- El Pingo Location of El Pingo in Argentina
- Coordinates: 31°35′S 59°53′W﻿ / ﻿31.583°S 59.883°W
- Country: Argentina
- Province: Entre Ríos
- Department: Paraná
- Founded: 1905

Government
- • Leader: Diego Plassy
- • Type of municipality: Category I Government Board

Population (2010)
- • Total: 931
- • Men: 484
- • Women: 447
- Time zone: UTC−3 (ART)
- Postal code: E3132

= El Pingo =

El Pingo or San Julián is a village and municipality in Entre Ríos Province in north-eastern Argentina. The town was formed around El Pingo station.

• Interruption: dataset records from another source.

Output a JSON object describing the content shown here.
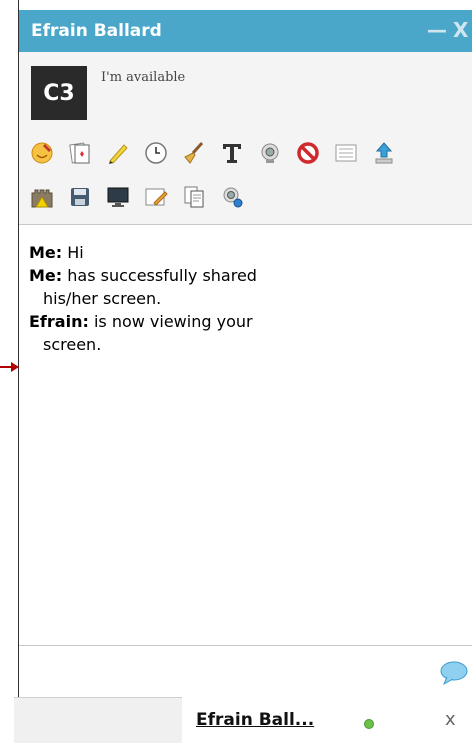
{
  "window": {
    "title": "Efrain Ballard",
    "minimize_symbol": "—",
    "close_symbol": "X"
  },
  "profile": {
    "avatar_text": "C3",
    "status": "I'm available"
  },
  "toolbar_row1": [
    {
      "icon": "emoticon-icon"
    },
    {
      "icon": "card-icon"
    },
    {
      "icon": "pencil-icon"
    },
    {
      "icon": "clock-icon"
    },
    {
      "icon": "broom-icon"
    },
    {
      "icon": "text-format-icon"
    },
    {
      "icon": "webcam-icon"
    },
    {
      "icon": "block-icon"
    },
    {
      "icon": "list-icon"
    },
    {
      "icon": "upload-icon"
    }
  ],
  "toolbar_row2": [
    {
      "icon": "castle-warning-icon"
    },
    {
      "icon": "save-icon"
    },
    {
      "icon": "screen-share-icon"
    },
    {
      "icon": "whiteboard-icon"
    },
    {
      "icon": "documents-icon"
    },
    {
      "icon": "webcam-view-icon"
    }
  ],
  "messages": [
    {
      "sender": "Me:",
      "text": "Hi",
      "cont": ""
    },
    {
      "sender": "Me:",
      "text": "has successfully shared",
      "cont": "his/her screen."
    },
    {
      "sender": "Efrain:",
      "text": "is now viewing your",
      "cont": "screen."
    }
  ],
  "input": {
    "value": "",
    "placeholder": ""
  },
  "taskbar": {
    "name": "Efrain Ball...",
    "close_symbol": "x"
  },
  "colors": {
    "titlebar": "#4aa7c9",
    "online": "#6cc14a",
    "arrow": "#b00000"
  }
}
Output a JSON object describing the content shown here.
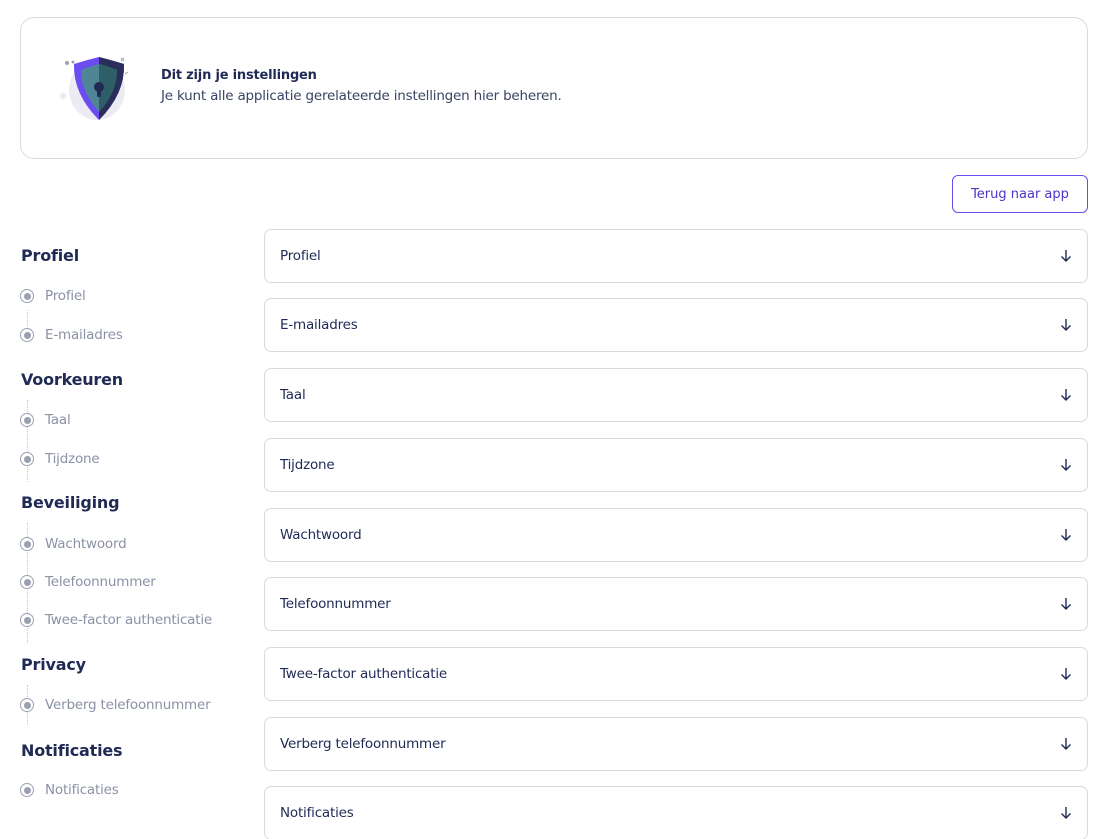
{
  "header": {
    "title": "Dit zijn je instellingen",
    "subtitle": "Je kunt alle applicatie gerelateerde instellingen hier beheren.",
    "illustration_icon": "shield-icon"
  },
  "back_button_label": "Terug naar app",
  "sidebar": {
    "groups": [
      {
        "title": "Profiel",
        "items": [
          "Profiel",
          "E-mailadres"
        ]
      },
      {
        "title": "Voorkeuren",
        "items": [
          "Taal",
          "Tijdzone"
        ]
      },
      {
        "title": "Beveiliging",
        "items": [
          "Wachtwoord",
          "Telefoonnummer",
          "Twee-factor authenticatie"
        ]
      },
      {
        "title": "Privacy",
        "items": [
          "Verberg telefoonnummer"
        ]
      },
      {
        "title": "Notificaties",
        "items": [
          "Notificaties"
        ]
      }
    ]
  },
  "sections": [
    {
      "label": "Profiel"
    },
    {
      "label": "E-mailadres"
    },
    {
      "label": "Taal"
    },
    {
      "label": "Tijdzone"
    },
    {
      "label": "Wachtwoord"
    },
    {
      "label": "Telefoonnummer"
    },
    {
      "label": "Twee-factor authenticatie"
    },
    {
      "label": "Verberg telefoonnummer"
    },
    {
      "label": "Notificaties"
    }
  ],
  "colors": {
    "accent": "#6b4cf0",
    "heading": "#1f2a55",
    "muted": "#8b91a6",
    "border": "#d7dae3"
  }
}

==Geography and Population==
El Pingo is located in the center-west sector of the province of Entre Ríos, 70 km from the city of Paraná; 480 km separates it from Buenos Aires, the federal capital of the country.

The local population in the rural area in 1991 was 559, which grew to 679 in 2001. The population of the governing board's jurisdiction was 903 inhabitants in 2001.

==Economics==
El Pingo's main economic is the production of cereals using grains, such as corn, sunflower, soy, and sorghum. It also highlights the livestock activity.

==Climate==
The average temperature of El Pingo is 18 C. The average annual rainfall is 1000 mm per year.

Pampero and Sudestada winds occur often, and north, east, and west winds are less frequent.

==Flora and Fauna==
In this zone the existence of espinillos stands out, ñandubay, tala algarrobo, chañar, molle, and shade of bull. Previously this was an area of mountains that advanced to the center of the province.